Most students come to see the value in my methods, even if they find the class difficult. They enjoy the collaboration with their peers, and recognize that they have learned a lot. The most common negative comments are from students who want more structure. They prefer to learn by following examples and wish I would lecture more, or summarize the content for them. They want more direction for how to get started on particular proofs. My response is that I don't expect everyone to be able to prove every theorem themselves, and their grade does not depend on it. Some proofs are clearly harder than others. But even if they don't get a particular proof themselves, there is still value in learning it from a peer, and then writing it down in their own words.

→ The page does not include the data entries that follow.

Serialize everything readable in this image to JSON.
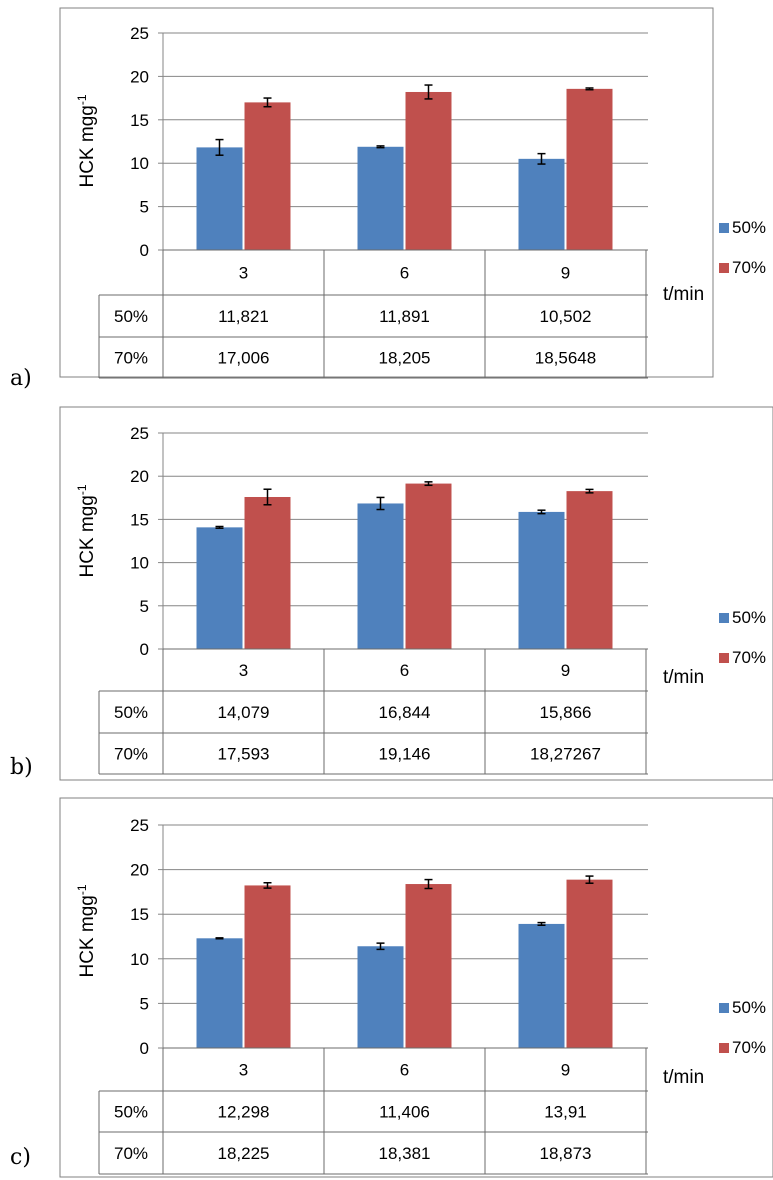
{
  "colors": {
    "s50": "#4f81bd",
    "s70": "#c0504d",
    "grid": "#868686",
    "frame": "#808080",
    "table": "#6b6b6b",
    "err": "#000000"
  },
  "chart_data": [
    {
      "type": "bar",
      "panel": "a)",
      "ylabel_main": "HCK mgg",
      "ylabel_sup": "-1",
      "xlabel": "t/min",
      "ylim": [
        0,
        25
      ],
      "yticks": [
        "0",
        "5",
        "10",
        "15",
        "20",
        "25"
      ],
      "categories": [
        "3",
        "6",
        "9"
      ],
      "series": [
        {
          "name": "50%",
          "values": [
            11.821,
            11.891,
            10.502
          ],
          "errors": [
            0.9,
            0.1,
            0.6
          ],
          "labels": [
            "11,821",
            "11,891",
            "10,502"
          ]
        },
        {
          "name": "70%",
          "values": [
            17.006,
            18.205,
            18.5648
          ],
          "errors": [
            0.5,
            0.8,
            0.1
          ],
          "labels": [
            "17,006",
            "18,205",
            "18,5648"
          ]
        }
      ]
    },
    {
      "type": "bar",
      "panel": "b)",
      "ylabel_main": "HCK mgg",
      "ylabel_sup": "-1",
      "xlabel": "t/min",
      "ylim": [
        0,
        25
      ],
      "yticks": [
        "0",
        "5",
        "10",
        "15",
        "20",
        "25"
      ],
      "categories": [
        "3",
        "6",
        "9"
      ],
      "series": [
        {
          "name": "50%",
          "values": [
            14.079,
            16.844,
            15.866
          ],
          "errors": [
            0.1,
            0.7,
            0.2
          ],
          "labels": [
            "14,079",
            "16,844",
            "15,866"
          ]
        },
        {
          "name": "70%",
          "values": [
            17.593,
            19.146,
            18.27267
          ],
          "errors": [
            0.9,
            0.2,
            0.2
          ],
          "labels": [
            "17,593",
            "19,146",
            "18,27267"
          ]
        }
      ]
    },
    {
      "type": "bar",
      "panel": "c)",
      "ylabel_main": "HCK mgg",
      "ylabel_sup": "-1",
      "xlabel": "t/min",
      "ylim": [
        0,
        25
      ],
      "yticks": [
        "0",
        "5",
        "10",
        "15",
        "20",
        "25"
      ],
      "categories": [
        "3",
        "6",
        "9"
      ],
      "series": [
        {
          "name": "50%",
          "values": [
            12.298,
            11.406,
            13.91
          ],
          "errors": [
            0.05,
            0.35,
            0.15
          ],
          "labels": [
            "12,298",
            "11,406",
            "13,91"
          ]
        },
        {
          "name": "70%",
          "values": [
            18.225,
            18.381,
            18.873
          ],
          "errors": [
            0.3,
            0.5,
            0.4
          ],
          "labels": [
            "18,225",
            "18,381",
            "18,873"
          ]
        }
      ]
    }
  ]
}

Reflections and Directions for the Future

I've been teaching this course now once or twice a year for six years. In that time, three of my colleagues have adopted my course materials and have found them to be very successful.

Dr. Treneer checks in with students
Dr. Treneer checks in with students.
I find IBL to be much more fun and rewarding than the standard lecture format. When the students are directly engaging in the material and making connections, their excitement is palpable. They take ownership of the material and pride in their work. I'm also able to understand much more clearly the strengths and weaknesses of each student when I listen to them work in groups or present their work in class.

This approach is a good fit for my personality, as well. I'm not the most comfortable being the center of attention (though I've adapted to this over the last fifteen years in the classroom). I've always preferred small group or one-on-one interactions, so putting the focus on the students in class actually makes me feel most comfortable and allows me to capitalize on my strengths as a teacher.

Two potential drawbacks to using IBL that I often hear mentioned are the cost in time up front to build a course from scratch, and the fact that it is difficult to cover as much material as in a standard lecture course. While it does take substantial time to develop material for such a course, that time pays off down the road if you teach the course frequently, because there is much less prep work to be done during the term. There are also course packs freely available online through the peer-reviewed Journal of Inquiry-Based Learning in Mathematics [4], if you want to try out IBL without doing it from scratch. As for the amount of material, it's true that I probably cover fewer topics than a standard quarter-long number theory course, but I believe that by actively working through the material themselves, my students will better retain that which they do study. My hope is that the skills they develop in my class make them better learners of mathematics.

Moving forward, I continue to make minor revisions to the material each time I teach it. I would love to find the time to develop similar course materials for the two other proof courses I teach most often in discrete mathematics and abstract algebra. I have become convinced that IBL works best for me as teacher and, if they are willing to put the effort in, it is best for my students.

References and Resources

[1] The Academy of Inquiry-Based Learning,
[2] C. A. Coppin, W. T. Mahavier, E. L. May and E. Parker,
The Moore Method: A Pathway to Learner-Centered Instruction,
The Mathematical Association of America, Washington, D. C., 2009.

[3] Inquiry-Based Learning in College Mathematics,
University of Colorado, Ethnography & Evaluation Research, www.colorado.edu/eer/research/steminquiry.html.